Location
- Pound Road Oldbury, West Midlands, B68 8NE England
- 52°28′49″N 2°00′36″W﻿ / ﻿52.4802°N 2.0101°W

Information
- Type: Academy
- Local authority: Sandwell
- Department for Education URN: 137701 Tables
- Ofsted: Reports
- Head teacher: Barry Morley
- Gender: Mixed
- Age: 11 to 16
- Enrolment: 1341
- Website: https://oldburyacademy.com

= Oldbury Academy =

Oldbury Academy (formerly Oldbury College of Sport) is a mixed secondary school and former sixth form located in Oldbury, West Midlands, England. It opened as a merger of Warley High School (formerly Oldbury Tech) and Langley High School (formerly Oldbury Grammar) on 1 January 1999. The head teacher, John Martin, led the merger of the two schools from 1983 until 1999. Phil Shackleton took over as head teacher until summer 2024, when he became executive head teacher for Stour Vale Academy Trust, which he had led the school into a few years earlier.

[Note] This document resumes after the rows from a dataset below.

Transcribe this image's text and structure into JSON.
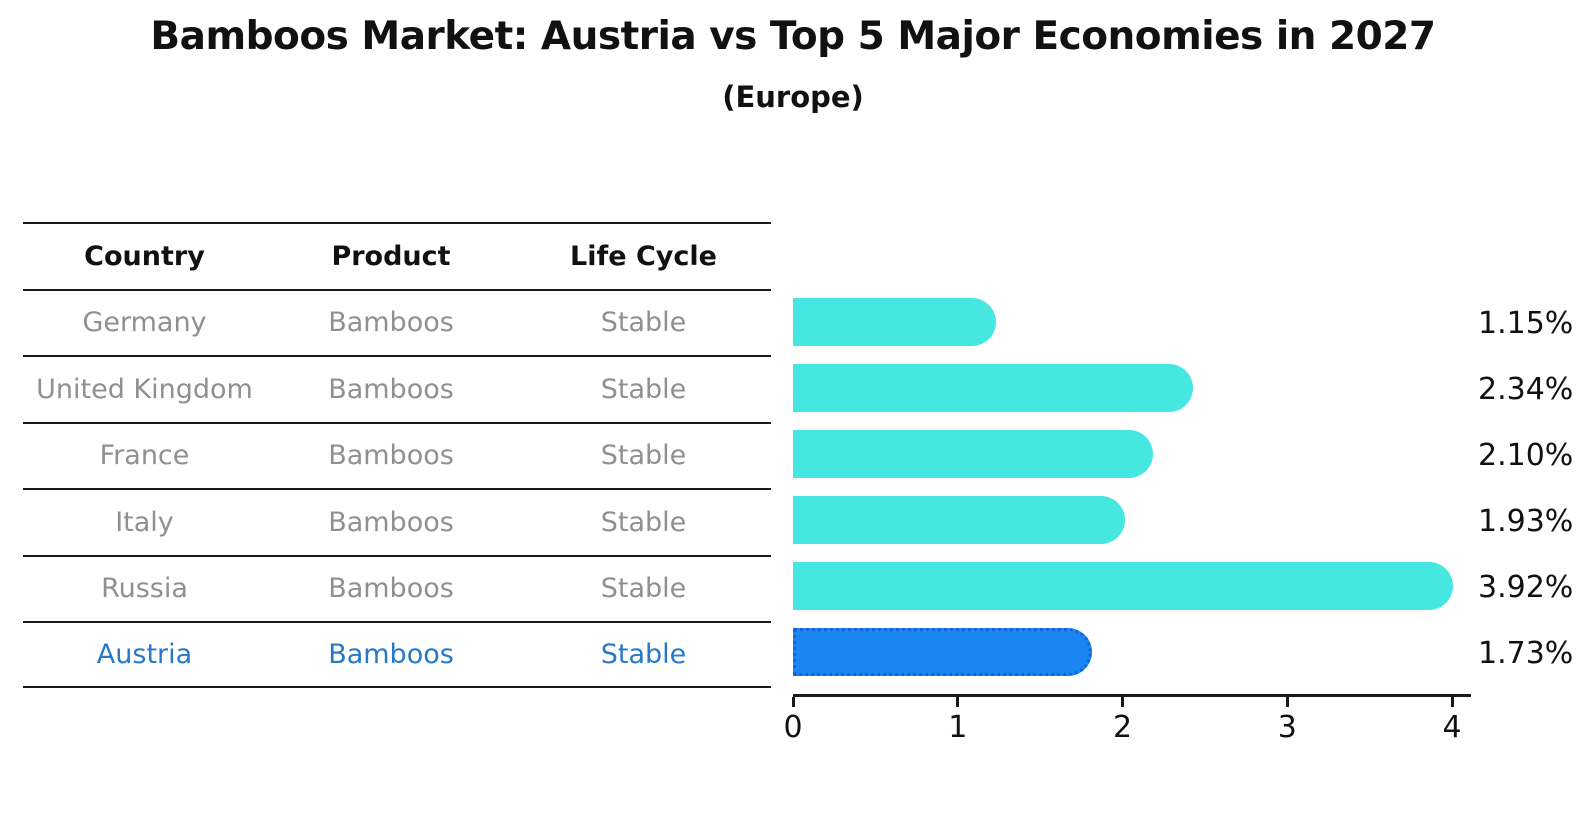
{
  "title": "Bamboos Market: Austria vs Top 5 Major Economies in 2027",
  "subtitle": "(Europe)",
  "table": {
    "headers": [
      "Country",
      "Product",
      "Life Cycle"
    ],
    "rows": [
      {
        "country": "Germany",
        "product": "Bamboos",
        "life_cycle": "Stable",
        "highlighted": false
      },
      {
        "country": "United Kingdom",
        "product": "Bamboos",
        "life_cycle": "Stable",
        "highlighted": false
      },
      {
        "country": "France",
        "product": "Bamboos",
        "life_cycle": "Stable",
        "highlighted": false
      },
      {
        "country": "Italy",
        "product": "Bamboos",
        "life_cycle": "Stable",
        "highlighted": false
      },
      {
        "country": "Russia",
        "product": "Bamboos",
        "life_cycle": "Stable",
        "highlighted": false
      },
      {
        "country": "Austria",
        "product": "Bamboos",
        "life_cycle": "Stable",
        "highlighted": true
      }
    ]
  },
  "chart_data": {
    "type": "bar",
    "orientation": "horizontal",
    "title": "Bamboos Market: Austria vs Top 5 Major Economies in 2027",
    "subtitle": "(Europe)",
    "categories": [
      "Germany",
      "United Kingdom",
      "France",
      "Italy",
      "Russia",
      "Austria"
    ],
    "values": [
      1.15,
      2.34,
      2.1,
      1.93,
      3.92,
      1.73
    ],
    "value_labels": [
      "1.15%",
      "2.34%",
      "2.10%",
      "1.93%",
      "3.92%",
      "1.73%"
    ],
    "x_ticks": [
      "0",
      "1",
      "2",
      "3",
      "4"
    ],
    "xlim": [
      0,
      4.1
    ],
    "grid": false,
    "legend": false,
    "highlight_index": 5,
    "bar_color": "#46E7E0",
    "highlight_bar_color": "#1B86F1",
    "highlight_text_color": "#2878C8",
    "axis_color": "#1A1A1A",
    "table_text_color": "#909090"
  }
}
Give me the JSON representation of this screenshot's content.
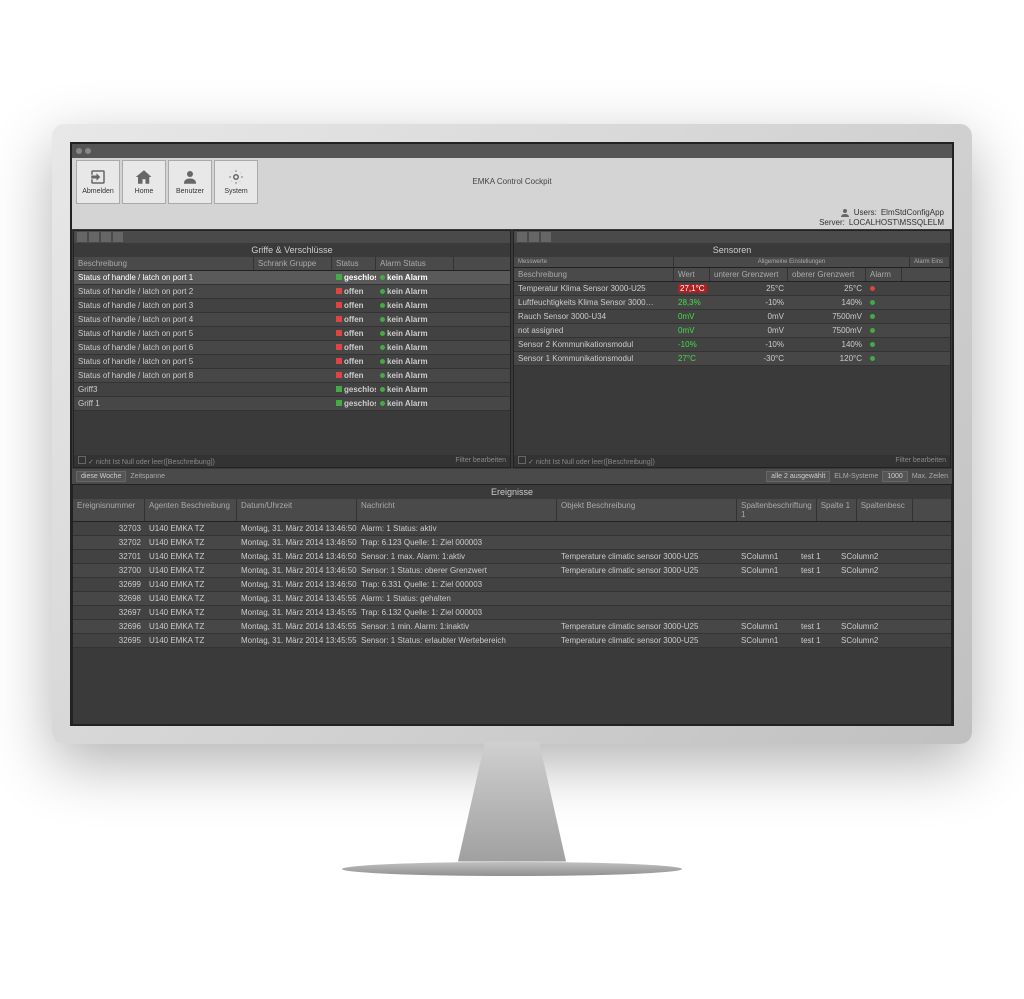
{
  "window": {
    "title": "EMKA Control Cockpit"
  },
  "toolbar": {
    "logout": "Abmelden",
    "home": "Home",
    "user": "Benutzer",
    "system": "System"
  },
  "userbar": {
    "users_label": "Users:",
    "users_val": "ElmStdConfigApp",
    "server_label": "Server:",
    "server_val": "LOCALHOST\\MSSQLELM"
  },
  "griffe": {
    "title": "Griffe & Verschlüsse",
    "cols": {
      "desc": "Beschreibung",
      "group": "Schrank Gruppe",
      "status": "Status",
      "alarm": "Alarm Status"
    },
    "rows": [
      {
        "desc": "Status of handle / latch on port 1",
        "status": "geschlossen",
        "closed": true,
        "alarm": "kein Alarm",
        "sel": true
      },
      {
        "desc": "Status of handle / latch on port 2",
        "status": "offen",
        "closed": false,
        "alarm": "kein Alarm"
      },
      {
        "desc": "Status of handle / latch on port 3",
        "status": "offen",
        "closed": false,
        "alarm": "kein Alarm"
      },
      {
        "desc": "Status of handle / latch on port 4",
        "status": "offen",
        "closed": false,
        "alarm": "kein Alarm"
      },
      {
        "desc": "Status of handle / latch on port 5",
        "status": "offen",
        "closed": false,
        "alarm": "kein Alarm"
      },
      {
        "desc": "Status of handle / latch on port 6",
        "status": "offen",
        "closed": false,
        "alarm": "kein Alarm"
      },
      {
        "desc": "Status of handle / latch on port 5",
        "status": "offen",
        "closed": false,
        "alarm": "kein Alarm"
      },
      {
        "desc": "Status of handle / latch on port 8",
        "status": "offen",
        "closed": false,
        "alarm": "kein Alarm"
      },
      {
        "desc": "Griff3",
        "status": "geschlossen",
        "closed": true,
        "alarm": "kein Alarm"
      },
      {
        "desc": "Griff 1",
        "status": "geschlossen",
        "closed": true,
        "alarm": "kein Alarm"
      }
    ],
    "footer_filter": "nicht Ist Null oder leer([Beschreibung])",
    "footer_edit": "Filter bearbeiten"
  },
  "sensoren": {
    "title": "Sensoren",
    "sub1": "Messwerte",
    "sub2": "Allgemeine Einstellungen",
    "sub3": "Alarm Eins",
    "cols": {
      "desc": "Beschreibung",
      "wert": "Wert",
      "lower": "unterer Grenzwert",
      "upper": "oberer Grenzwert",
      "alarm": "Alarm"
    },
    "rows": [
      {
        "desc": "Temperatur Klima Sensor 3000-U25",
        "wert": "27,1°C",
        "red": true,
        "lower": "25°C",
        "upper": "25°C",
        "dot": "r"
      },
      {
        "desc": "Luftfeuchtigkeits Klima Sensor 3000…",
        "wert": "28,3%",
        "lower": "-10%",
        "upper": "140%",
        "dot": "g"
      },
      {
        "desc": "Rauch Sensor 3000-U34",
        "wert": "0mV",
        "lower": "0mV",
        "upper": "7500mV",
        "dot": "g"
      },
      {
        "desc": "not assigned",
        "wert": "0mV",
        "lower": "0mV",
        "upper": "7500mV",
        "dot": "g"
      },
      {
        "desc": "Sensor 2 Kommunikationsmodul",
        "wert": "-10%",
        "lower": "-10%",
        "upper": "140%",
        "dot": "g"
      },
      {
        "desc": "Sensor 1 Kommunikationsmodul",
        "wert": "27°C",
        "lower": "-30°C",
        "upper": "120°C",
        "dot": "g"
      }
    ],
    "footer_filter": "nicht Ist Null oder leer([Beschreibung])",
    "footer_edit": "Filter bearbeiten"
  },
  "ereignisse": {
    "title": "Ereignisse",
    "filter": {
      "week": "diese Woche",
      "span": "Zeitspanne",
      "sel": "alle 2 ausgewählt",
      "elm": "ELM-Systeme",
      "max": "1000",
      "maxlbl": "Max. Zeilen"
    },
    "cols": {
      "num": "Ereignisnummer",
      "agent": "Agenten Beschreibung",
      "dt": "Datum/Uhrzeit",
      "msg": "Nachricht",
      "obj": "Objekt Beschreibung",
      "col1": "Spaltenbeschriftung 1",
      "sp1": "Spalte 1",
      "sp2": "Spaltenbesc"
    },
    "rows": [
      {
        "num": "32703",
        "agent": "U140 EMKA TZ",
        "dt": "Montag, 31. März 2014 13:46:50",
        "msg": "Alarm: 1 Status: aktiv",
        "obj": "",
        "c1": "",
        "s1": "",
        "s2": ""
      },
      {
        "num": "32702",
        "agent": "U140 EMKA TZ",
        "dt": "Montag, 31. März 2014 13:46:50",
        "msg": "Trap: 6.123 Quelle: 1: Ziel 000003",
        "obj": "",
        "c1": "",
        "s1": "",
        "s2": ""
      },
      {
        "num": "32701",
        "agent": "U140 EMKA TZ",
        "dt": "Montag, 31. März 2014 13:46:50",
        "msg": "Sensor: 1 max. Alarm: 1:aktiv",
        "obj": "Temperature climatic sensor 3000-U25",
        "c1": "SColumn1",
        "s1": "test 1",
        "s2": "SColumn2"
      },
      {
        "num": "32700",
        "agent": "U140 EMKA TZ",
        "dt": "Montag, 31. März 2014 13:46:50",
        "msg": "Sensor: 1 Status: oberer Grenzwert",
        "obj": "Temperature climatic sensor 3000-U25",
        "c1": "SColumn1",
        "s1": "test 1",
        "s2": "SColumn2"
      },
      {
        "num": "32699",
        "agent": "U140 EMKA TZ",
        "dt": "Montag, 31. März 2014 13:46:50",
        "msg": "Trap: 6.331 Quelle: 1: Ziel 000003",
        "obj": "",
        "c1": "",
        "s1": "",
        "s2": ""
      },
      {
        "num": "32698",
        "agent": "U140 EMKA TZ",
        "dt": "Montag, 31. März 2014 13:45:55",
        "msg": "Alarm: 1 Status: gehalten",
        "obj": "",
        "c1": "",
        "s1": "",
        "s2": ""
      },
      {
        "num": "32697",
        "agent": "U140 EMKA TZ",
        "dt": "Montag, 31. März 2014 13:45:55",
        "msg": "Trap: 6.132 Quelle: 1: Ziel 000003",
        "obj": "",
        "c1": "",
        "s1": "",
        "s2": ""
      },
      {
        "num": "32696",
        "agent": "U140 EMKA TZ",
        "dt": "Montag, 31. März 2014 13:45:55",
        "msg": "Sensor: 1 min. Alarm: 1:inaktiv",
        "obj": "Temperature climatic sensor 3000-U25",
        "c1": "SColumn1",
        "s1": "test 1",
        "s2": "SColumn2"
      },
      {
        "num": "32695",
        "agent": "U140 EMKA TZ",
        "dt": "Montag, 31. März 2014 13:45:55",
        "msg": "Sensor: 1 Status: erlaubter Wertebereich",
        "obj": "Temperature climatic sensor 3000-U25",
        "c1": "SColumn1",
        "s1": "test 1",
        "s2": "SColumn2"
      }
    ]
  }
}
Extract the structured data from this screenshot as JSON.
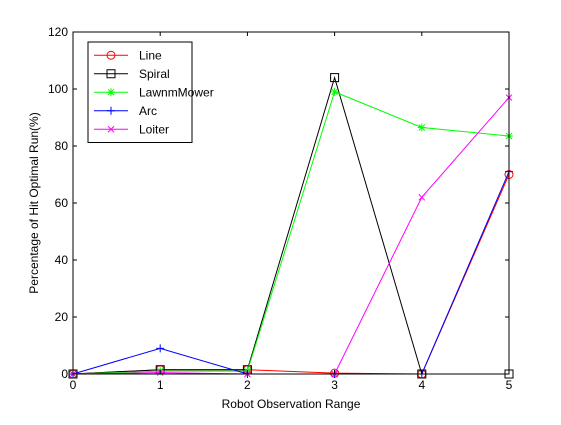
{
  "chart_data": {
    "type": "line",
    "xlabel": "Robot Observation Range",
    "ylabel": "Percentage of Hit Optimal Run(%)",
    "xlim": [
      0,
      5
    ],
    "ylim": [
      0,
      120
    ],
    "xticks": [
      0,
      1,
      2,
      3,
      4,
      5
    ],
    "yticks": [
      0,
      20,
      40,
      60,
      80,
      100,
      120
    ],
    "grid": false,
    "legend_position": "top-left",
    "x": [
      0,
      1,
      2,
      3,
      4,
      5
    ],
    "series": [
      {
        "name": "Line",
        "color": "#ff0000",
        "marker": "circle",
        "values": [
          0,
          1.5,
          1.5,
          0.3,
          0,
          70
        ]
      },
      {
        "name": "Spiral",
        "color": "#000000",
        "marker": "square",
        "values": [
          0,
          1.5,
          1.5,
          104,
          0,
          0
        ]
      },
      {
        "name": "LawnmMower",
        "color": "#00ff00",
        "marker": "asterisk",
        "values": [
          0,
          1,
          1,
          99,
          86.5,
          83.5
        ]
      },
      {
        "name": "Arc",
        "color": "#0000ff",
        "marker": "plus",
        "values": [
          0,
          9,
          0,
          0,
          0,
          71
        ]
      },
      {
        "name": "Loiter",
        "color": "#ff00ff",
        "marker": "cross",
        "values": [
          0,
          0.5,
          0,
          0,
          62,
          97
        ]
      }
    ]
  }
}
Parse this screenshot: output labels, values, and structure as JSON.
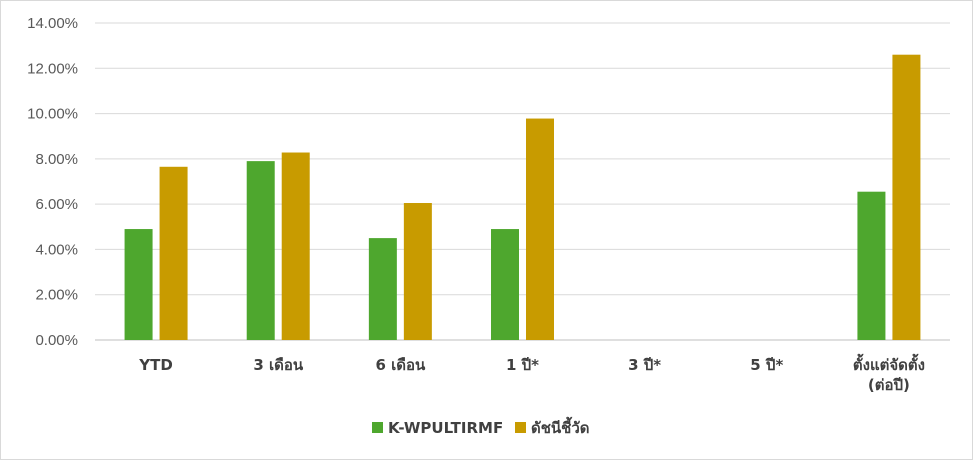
{
  "chart_data": {
    "type": "bar",
    "categories": [
      [
        "YTD"
      ],
      [
        "3 เดือน"
      ],
      [
        "6 เดือน"
      ],
      [
        "1 ปี*"
      ],
      [
        "3 ปี*"
      ],
      [
        "5 ปี*"
      ],
      [
        "ตั้งแต่จัดตั้ง",
        "(ต่อปี)"
      ]
    ],
    "series": [
      {
        "name": "K-WPULTIRMF",
        "color": "#4ea72e",
        "values": [
          4.9,
          7.9,
          4.5,
          4.9,
          null,
          null,
          6.55
        ]
      },
      {
        "name": "ดัชนีชี้วัด",
        "color": "#c89b00",
        "values": [
          7.65,
          8.28,
          6.05,
          9.78,
          null,
          null,
          12.6
        ]
      }
    ],
    "y_ticks": [
      "0.00%",
      "2.00%",
      "4.00%",
      "6.00%",
      "8.00%",
      "10.00%",
      "12.00%",
      "14.00%"
    ],
    "ylim": [
      0,
      14
    ],
    "grid": true,
    "legend_position": "bottom",
    "title": "",
    "xlabel": "",
    "ylabel": ""
  }
}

Since September 2024, the school has been led by head teacher Mr. B Morley, who joined the school from Windsor Academy in Halesowen, where he was the Deputy head teacher. The school is also aiming to provide students a "nutritious" start to the day by handing out free bagels at the start of every school day, as part of the National School Breakfast Programme.

==Awards==
The school has aimed to achieve the National Healthy Schools Award by bringing catering in-house and teaching the benefits of healthy living in lessons throughout the curriculum. As part of the school's emphasis on sports, it has been awarded funding for a School Sport Coordinator scheme. During the summer months, the school is host to West Bromwich Albion F.C. soccer camps. The school also offers numerous sporting activities throughout the year.

==Controversy==

It was reported in June 2013 that Birmingham University lecturer, Christopher Hill, had written to Education Secretary, Michael Gove, claiming the school was offering unfair £200 'incentives' for certain pupils to gain a C grade in GCSE English and Maths at a potential cost of £10,000. Michael Gove took no action. Headmaster John Martin publicly acknowledged the scheme but put the cost at £400 for the year and hailed it a success.